The medial temporal lobe (MTL) is strategically important for cognition and the pathogenesis of Alzheimer's Disease (AD). Cerebral small vessel disease (CSVD) independently contributes to cognitive impairment and is believed to play a role in AD. CSVD and proteinopathies related to AD often coexist in the MTL but neither the severity of CSVD, nor the associations between these pathologies have been quantitatively addressed in this brain region. We hypothesized that the severity of CSVD in the MTL is associated with the local burden of proteinopathies implicated in neurodegeneration (tau-tangles, amyloid-β-plaques, phospho-Tar-DNA-Binding-Protein-43 [pTDP-43]), regardless of disease stage. One potential mechanism linking CSVD and proteinopathies is a failure in perivascular brain clearance. Therefore, the relationship between CSVD and the enlargement of perivascular spaces (PVS) was investigated. AI-models and manual ratings were applied to digitized histological MTL-sections of 152 autopsy cases with and without Alzheimer's Disease Neuropathological Changes to quantify proteinopathies and the two common forms of CSVD, cerebral amyloid angiopathy (CAA) and arteriolosclerosis. The associations between CSVD and proteinopathies were assessed using linear-mixed-effects models.
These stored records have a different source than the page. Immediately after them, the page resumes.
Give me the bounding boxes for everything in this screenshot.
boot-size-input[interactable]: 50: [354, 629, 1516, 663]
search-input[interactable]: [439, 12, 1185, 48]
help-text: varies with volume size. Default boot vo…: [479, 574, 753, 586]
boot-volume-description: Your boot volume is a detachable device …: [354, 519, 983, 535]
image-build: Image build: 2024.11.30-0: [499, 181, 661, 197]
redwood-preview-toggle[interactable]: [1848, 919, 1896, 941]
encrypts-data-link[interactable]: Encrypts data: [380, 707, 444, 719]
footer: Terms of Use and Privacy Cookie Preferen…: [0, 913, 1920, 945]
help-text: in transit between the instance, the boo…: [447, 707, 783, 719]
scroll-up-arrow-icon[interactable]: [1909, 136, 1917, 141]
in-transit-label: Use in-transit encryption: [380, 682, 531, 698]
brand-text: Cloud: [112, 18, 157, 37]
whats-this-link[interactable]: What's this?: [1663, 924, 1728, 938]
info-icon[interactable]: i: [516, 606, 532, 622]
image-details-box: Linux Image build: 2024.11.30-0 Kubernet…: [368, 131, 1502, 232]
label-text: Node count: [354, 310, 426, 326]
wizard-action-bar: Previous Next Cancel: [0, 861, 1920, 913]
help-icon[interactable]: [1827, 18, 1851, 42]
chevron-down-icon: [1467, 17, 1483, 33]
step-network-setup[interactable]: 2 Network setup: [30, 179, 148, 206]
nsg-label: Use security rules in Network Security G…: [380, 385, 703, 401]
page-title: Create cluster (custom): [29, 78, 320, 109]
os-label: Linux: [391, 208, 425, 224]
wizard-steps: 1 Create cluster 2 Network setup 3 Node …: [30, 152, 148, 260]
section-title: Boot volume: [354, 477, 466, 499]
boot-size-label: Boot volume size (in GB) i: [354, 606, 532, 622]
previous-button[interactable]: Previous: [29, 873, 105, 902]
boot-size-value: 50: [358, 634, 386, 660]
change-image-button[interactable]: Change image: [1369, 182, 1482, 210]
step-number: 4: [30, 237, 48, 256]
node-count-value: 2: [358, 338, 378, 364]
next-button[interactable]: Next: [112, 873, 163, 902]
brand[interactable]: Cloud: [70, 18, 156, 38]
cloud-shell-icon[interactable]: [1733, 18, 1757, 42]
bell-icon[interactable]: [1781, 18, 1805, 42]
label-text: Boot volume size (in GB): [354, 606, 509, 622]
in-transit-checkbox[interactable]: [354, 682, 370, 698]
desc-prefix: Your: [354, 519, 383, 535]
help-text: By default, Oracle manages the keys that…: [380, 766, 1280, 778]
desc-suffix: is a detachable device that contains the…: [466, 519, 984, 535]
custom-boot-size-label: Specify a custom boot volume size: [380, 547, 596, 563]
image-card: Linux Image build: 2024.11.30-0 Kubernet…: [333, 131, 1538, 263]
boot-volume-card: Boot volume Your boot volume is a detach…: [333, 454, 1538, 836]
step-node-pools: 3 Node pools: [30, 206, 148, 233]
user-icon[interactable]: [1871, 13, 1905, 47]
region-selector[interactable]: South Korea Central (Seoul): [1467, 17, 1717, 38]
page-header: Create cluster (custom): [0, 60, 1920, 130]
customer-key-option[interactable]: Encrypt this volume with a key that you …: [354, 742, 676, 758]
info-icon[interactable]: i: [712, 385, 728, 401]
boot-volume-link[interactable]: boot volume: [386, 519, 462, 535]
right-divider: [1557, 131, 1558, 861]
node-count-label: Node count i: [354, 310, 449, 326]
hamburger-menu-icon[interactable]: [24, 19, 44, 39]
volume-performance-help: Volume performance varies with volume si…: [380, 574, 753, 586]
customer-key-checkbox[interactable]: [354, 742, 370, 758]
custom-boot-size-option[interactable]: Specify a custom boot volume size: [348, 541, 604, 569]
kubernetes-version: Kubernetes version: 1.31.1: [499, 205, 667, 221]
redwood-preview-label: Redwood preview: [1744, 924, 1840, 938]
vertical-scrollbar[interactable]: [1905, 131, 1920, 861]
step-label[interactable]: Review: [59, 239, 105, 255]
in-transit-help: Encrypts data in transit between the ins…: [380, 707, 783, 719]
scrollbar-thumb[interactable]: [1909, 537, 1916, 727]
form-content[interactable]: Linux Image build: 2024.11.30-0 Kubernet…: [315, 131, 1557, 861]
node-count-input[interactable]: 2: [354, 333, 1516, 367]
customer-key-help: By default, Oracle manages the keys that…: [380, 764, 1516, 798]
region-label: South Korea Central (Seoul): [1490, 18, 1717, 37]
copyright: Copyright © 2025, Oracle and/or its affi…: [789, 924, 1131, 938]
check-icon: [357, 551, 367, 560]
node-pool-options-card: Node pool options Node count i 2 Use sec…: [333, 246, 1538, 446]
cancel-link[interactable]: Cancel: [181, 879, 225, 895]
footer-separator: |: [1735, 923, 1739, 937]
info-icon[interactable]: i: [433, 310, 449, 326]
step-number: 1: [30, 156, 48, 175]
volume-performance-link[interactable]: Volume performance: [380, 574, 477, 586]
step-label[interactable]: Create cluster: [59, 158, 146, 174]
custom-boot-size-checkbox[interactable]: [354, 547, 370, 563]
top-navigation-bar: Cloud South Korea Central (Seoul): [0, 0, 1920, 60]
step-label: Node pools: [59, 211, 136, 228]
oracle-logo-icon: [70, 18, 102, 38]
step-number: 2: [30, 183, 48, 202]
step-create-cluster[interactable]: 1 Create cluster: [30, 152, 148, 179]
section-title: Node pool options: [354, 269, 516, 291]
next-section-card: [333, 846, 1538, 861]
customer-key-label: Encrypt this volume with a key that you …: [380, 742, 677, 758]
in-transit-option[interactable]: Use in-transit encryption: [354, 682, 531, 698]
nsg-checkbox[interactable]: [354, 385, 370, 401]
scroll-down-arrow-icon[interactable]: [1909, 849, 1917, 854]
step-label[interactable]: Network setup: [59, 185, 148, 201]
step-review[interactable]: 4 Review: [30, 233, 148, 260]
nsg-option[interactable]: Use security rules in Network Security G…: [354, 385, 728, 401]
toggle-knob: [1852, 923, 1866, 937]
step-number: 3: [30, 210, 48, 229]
The relationship between CSVD and PVS enlargement was also investigated. Regional CAA-burden increased along Braak-stages and was positively associated with amyloid-β-plaques percentage area and tau-tangles density, irrespective of Braak-stage, but not with density of pTDP-43 inclusions. Local arteriolosclerosis severity was not associated with Braak-stages and had no direct effect on parenchymal proteinopathies. However, arteriolosclerosis severity and its interaction with CAA were positively associated with PVS enlargement. These results suggest that CAA, but not arteriolosclerosis, is more directly implicated in the pathophysiology of proteinopathies in the MTL. Moreover, arteriolosclerosis may contribute to perivascular clearance dysfunction.